In 1997-1998 the government's net receipts from IHT were £1.68 billion. By 2001-02 they had reached £2.3 billion and to abolish it would mean the equivalent of an extra penny on income tax.

Since New Labour came to office in 1997 no IHT can be levied on a legacy left to charity and it has become an increasingly popular way to avoid leaving a legacy to the taxman.

Sue added: "I think lots of people do leave a legacy to charity. People with families often leave a token legacy but people with no immediate family often leave most of their estate to charity."

Many national charities benefit enormously from legacies with up to 50 per cent of their income coming from people's last testament. Even smaller regional charities such as the Southampton-based charities Wessex Cancer Trust, Hope and Wessex Heartbeat also claim about 30 per cent of their annual income is a direct result of legacies.
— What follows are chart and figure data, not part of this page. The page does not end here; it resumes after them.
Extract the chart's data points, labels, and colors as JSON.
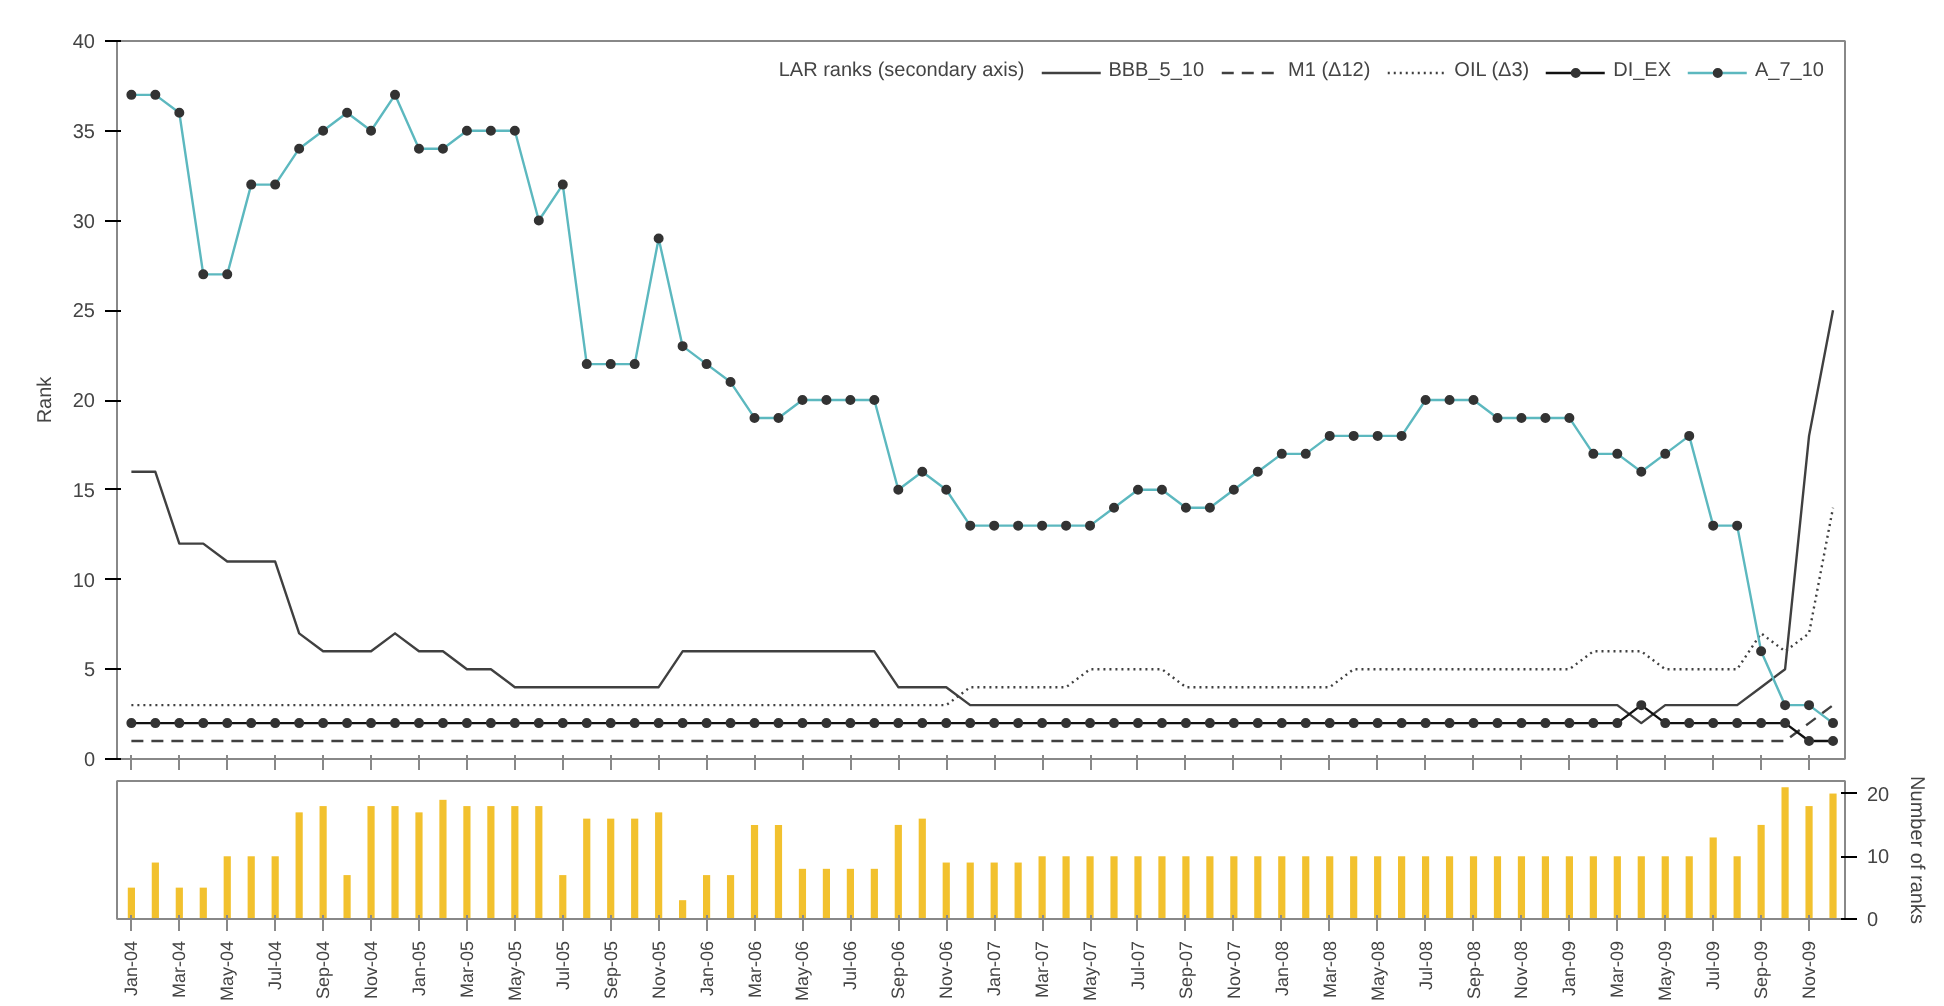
{
  "chart_data": [
    {
      "type": "line",
      "ylabel": "Rank",
      "ylim": [
        0,
        40
      ],
      "yticks": [
        0,
        5,
        10,
        15,
        20,
        25,
        30,
        35,
        40
      ],
      "grid": false,
      "legend": "top right",
      "tick_labels": "y",
      "series": [
        {
          "name": "BBB_5_10",
          "color": "#404040",
          "line_style": "solid",
          "marker": "none",
          "values": [
            16,
            16,
            12,
            12,
            11,
            11,
            11,
            7,
            6,
            6,
            6,
            7,
            6,
            6,
            5,
            5,
            4,
            4,
            4,
            4,
            4,
            4,
            4,
            6,
            6,
            6,
            6,
            6,
            6,
            6,
            6,
            6,
            4,
            4,
            4,
            3,
            3,
            3,
            3,
            3,
            3,
            3,
            3,
            3,
            3,
            3,
            3,
            3,
            3,
            3,
            3,
            3,
            3,
            3,
            3,
            3,
            3,
            3,
            3,
            3,
            3,
            3,
            3,
            2,
            3,
            3,
            3,
            3,
            4,
            5,
            18,
            25
          ]
        },
        {
          "name": "M1 (Δ12)",
          "color": "#404040",
          "line_style": "dashed",
          "marker": "none",
          "values": [
            1,
            1,
            1,
            1,
            1,
            1,
            1,
            1,
            1,
            1,
            1,
            1,
            1,
            1,
            1,
            1,
            1,
            1,
            1,
            1,
            1,
            1,
            1,
            1,
            1,
            1,
            1,
            1,
            1,
            1,
            1,
            1,
            1,
            1,
            1,
            1,
            1,
            1,
            1,
            1,
            1,
            1,
            1,
            1,
            1,
            1,
            1,
            1,
            1,
            1,
            1,
            1,
            1,
            1,
            1,
            1,
            1,
            1,
            1,
            1,
            1,
            1,
            1,
            1,
            1,
            1,
            1,
            1,
            1,
            1,
            2,
            3
          ]
        },
        {
          "name": "OIL (Δ3)",
          "color": "#404040",
          "line_style": "dotted",
          "marker": "none",
          "values": [
            3,
            3,
            3,
            3,
            3,
            3,
            3,
            3,
            3,
            3,
            3,
            3,
            3,
            3,
            3,
            3,
            3,
            3,
            3,
            3,
            3,
            3,
            3,
            3,
            3,
            3,
            3,
            3,
            3,
            3,
            3,
            3,
            3,
            3,
            3,
            4,
            4,
            4,
            4,
            4,
            5,
            5,
            5,
            5,
            4,
            4,
            4,
            4,
            4,
            4,
            4,
            5,
            5,
            5,
            5,
            5,
            5,
            5,
            5,
            5,
            5,
            6,
            6,
            6,
            5,
            5,
            5,
            5,
            7,
            6,
            7,
            14
          ]
        },
        {
          "name": "DI_EX",
          "color": "#111111",
          "line_style": "solid",
          "marker": "circle",
          "values": [
            2,
            2,
            2,
            2,
            2,
            2,
            2,
            2,
            2,
            2,
            2,
            2,
            2,
            2,
            2,
            2,
            2,
            2,
            2,
            2,
            2,
            2,
            2,
            2,
            2,
            2,
            2,
            2,
            2,
            2,
            2,
            2,
            2,
            2,
            2,
            2,
            2,
            2,
            2,
            2,
            2,
            2,
            2,
            2,
            2,
            2,
            2,
            2,
            2,
            2,
            2,
            2,
            2,
            2,
            2,
            2,
            2,
            2,
            2,
            2,
            2,
            2,
            2,
            3,
            2,
            2,
            2,
            2,
            2,
            2,
            1,
            1
          ]
        },
        {
          "name": "A_7_10",
          "color": "#5cb8bf",
          "line_style": "solid",
          "marker": "circle",
          "values": [
            37,
            37,
            36,
            27,
            27,
            32,
            32,
            34,
            35,
            36,
            35,
            37,
            34,
            34,
            35,
            35,
            35,
            30,
            32,
            22,
            22,
            22,
            29,
            23,
            22,
            21,
            19,
            19,
            20,
            20,
            20,
            20,
            15,
            16,
            15,
            13,
            13,
            13,
            13,
            13,
            13,
            14,
            15,
            15,
            14,
            14,
            15,
            16,
            17,
            17,
            18,
            18,
            18,
            18,
            20,
            20,
            20,
            19,
            19,
            19,
            19,
            17,
            17,
            16,
            17,
            18,
            13,
            13,
            6,
            3,
            3,
            2
          ]
        }
      ]
    },
    {
      "type": "bar",
      "y2label": "Number of ranks",
      "y2lim": [
        0,
        22
      ],
      "y2ticks": [
        0,
        10,
        20
      ],
      "grid": false,
      "categories": [
        "Jan-04",
        null,
        "Mar-04",
        null,
        "May-04",
        null,
        "Jul-04",
        null,
        "Sep-04",
        null,
        "Nov-04",
        null,
        "Jan-05",
        null,
        "Mar-05",
        null,
        "May-05",
        null,
        "Jul-05",
        null,
        "Sep-05",
        null,
        "Nov-05",
        null,
        "Jan-06",
        null,
        "Mar-06",
        null,
        "May-06",
        null,
        "Jul-06",
        null,
        "Sep-06",
        null,
        "Nov-06",
        null,
        "Jan-07",
        null,
        "Mar-07",
        null,
        "May-07",
        null,
        "Jul-07",
        null,
        "Sep-07",
        null,
        "Nov-07",
        null,
        "Jan-08",
        null,
        "Mar-08",
        null,
        "May-08",
        null,
        "Jul-08",
        null,
        "Sep-08",
        null,
        "Nov-08",
        null,
        "Jan-09",
        null,
        "Mar-09",
        null,
        "May-09",
        null,
        "Jul-09",
        null,
        "Sep-09",
        null,
        "Nov-09",
        null
      ],
      "series": [
        {
          "name": "LAR ranks (secondary axis)",
          "color": "#f2c12e",
          "axis": "y2",
          "values": [
            5,
            9,
            5,
            5,
            10,
            10,
            10,
            17,
            18,
            7,
            18,
            18,
            17,
            19,
            18,
            18,
            18,
            18,
            7,
            16,
            16,
            16,
            17,
            3,
            7,
            7,
            15,
            15,
            8,
            8,
            8,
            8,
            15,
            16,
            9,
            9,
            9,
            9,
            10,
            10,
            10,
            10,
            10,
            10,
            10,
            10,
            10,
            10,
            10,
            10,
            10,
            10,
            10,
            10,
            10,
            10,
            10,
            10,
            10,
            10,
            10,
            10,
            10,
            10,
            10,
            10,
            13,
            10,
            15,
            21,
            18,
            20
          ]
        }
      ]
    }
  ]
}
Paul Herrington, director of the Wessex Cancer Trust, said: "I suspect that many people leave a gift to a charity to ensure that the benefits are distributed to a larger number of people many of whom are more needy. These sums have grown over the years and now represent a substantial part of total income. In 2001-2002 it provided more than a third of incoming resources."

Richard Radcliffe of London-based legacy specialists Smee and Ford suggests that some people like to write a clause in their will stating that should their estate come to more than the £255,000 nil-rate band for IHT, then anything above that should go to charity.
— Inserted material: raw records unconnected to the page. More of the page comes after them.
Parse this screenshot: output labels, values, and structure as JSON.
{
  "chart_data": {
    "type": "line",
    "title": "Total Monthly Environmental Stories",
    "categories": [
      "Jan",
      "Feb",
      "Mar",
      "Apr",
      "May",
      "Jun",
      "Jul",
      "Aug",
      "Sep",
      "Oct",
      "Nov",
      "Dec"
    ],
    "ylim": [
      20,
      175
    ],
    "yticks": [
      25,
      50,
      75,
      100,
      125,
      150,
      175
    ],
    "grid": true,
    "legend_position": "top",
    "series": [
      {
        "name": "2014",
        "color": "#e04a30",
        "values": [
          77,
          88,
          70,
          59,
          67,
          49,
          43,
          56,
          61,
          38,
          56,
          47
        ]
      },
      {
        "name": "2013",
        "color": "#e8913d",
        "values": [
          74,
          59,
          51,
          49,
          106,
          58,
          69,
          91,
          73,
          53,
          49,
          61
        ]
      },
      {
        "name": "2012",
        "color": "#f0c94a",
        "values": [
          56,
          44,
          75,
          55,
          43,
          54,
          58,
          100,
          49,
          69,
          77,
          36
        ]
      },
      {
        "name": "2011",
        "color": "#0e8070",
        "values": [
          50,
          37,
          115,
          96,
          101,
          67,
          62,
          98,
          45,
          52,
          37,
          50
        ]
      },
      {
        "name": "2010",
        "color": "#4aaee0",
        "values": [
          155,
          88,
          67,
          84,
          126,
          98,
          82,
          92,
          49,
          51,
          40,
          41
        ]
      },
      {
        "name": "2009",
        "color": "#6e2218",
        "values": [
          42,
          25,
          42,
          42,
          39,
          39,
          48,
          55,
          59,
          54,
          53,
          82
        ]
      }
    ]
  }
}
There are many ways of avoiding IHT. Most consist giving away annual sums of money (or gifts as they are termed), which can be done if it does not affect your lifestyle. Such gifts do not incur IHT if you survive them by more than seven years. But for charities, even the smallest IHT-free legacy can make a big difference.

Director Ray Kipling of the medical research charity Hope said: "We have even done a lot of work thanks to smaller legacies, such as supporting our Innovation Fund to open up new areas of medical research and to back the ideas of young doctors, nurses and scientists.

"This has had a big impact in starting over two dozen projects in the last two years. Modest legacies last year, one of £500 and one of £50, both from Southampton, are the sort of sums that help us in this work."

You can find out more information about leaving a legacy to charity by visiting the website at www.wessexwills.org.uk.

TO MAKE A WILL:

You need to be 18 to make a will.

When writing a will you will need to appoint executors. These will normally be family, friends or solicitors, who will ensure your will is carried out after your death.

Inheritance tax is paid six months after the end of the month in which the person died.

Many people will have life insurance and if the proceeds are paid into your estate when you die then the money could be liable to inheritance tax.

Only the original will is legally recognised.

A will needs to be witnessed by two people who are not beneficiaries.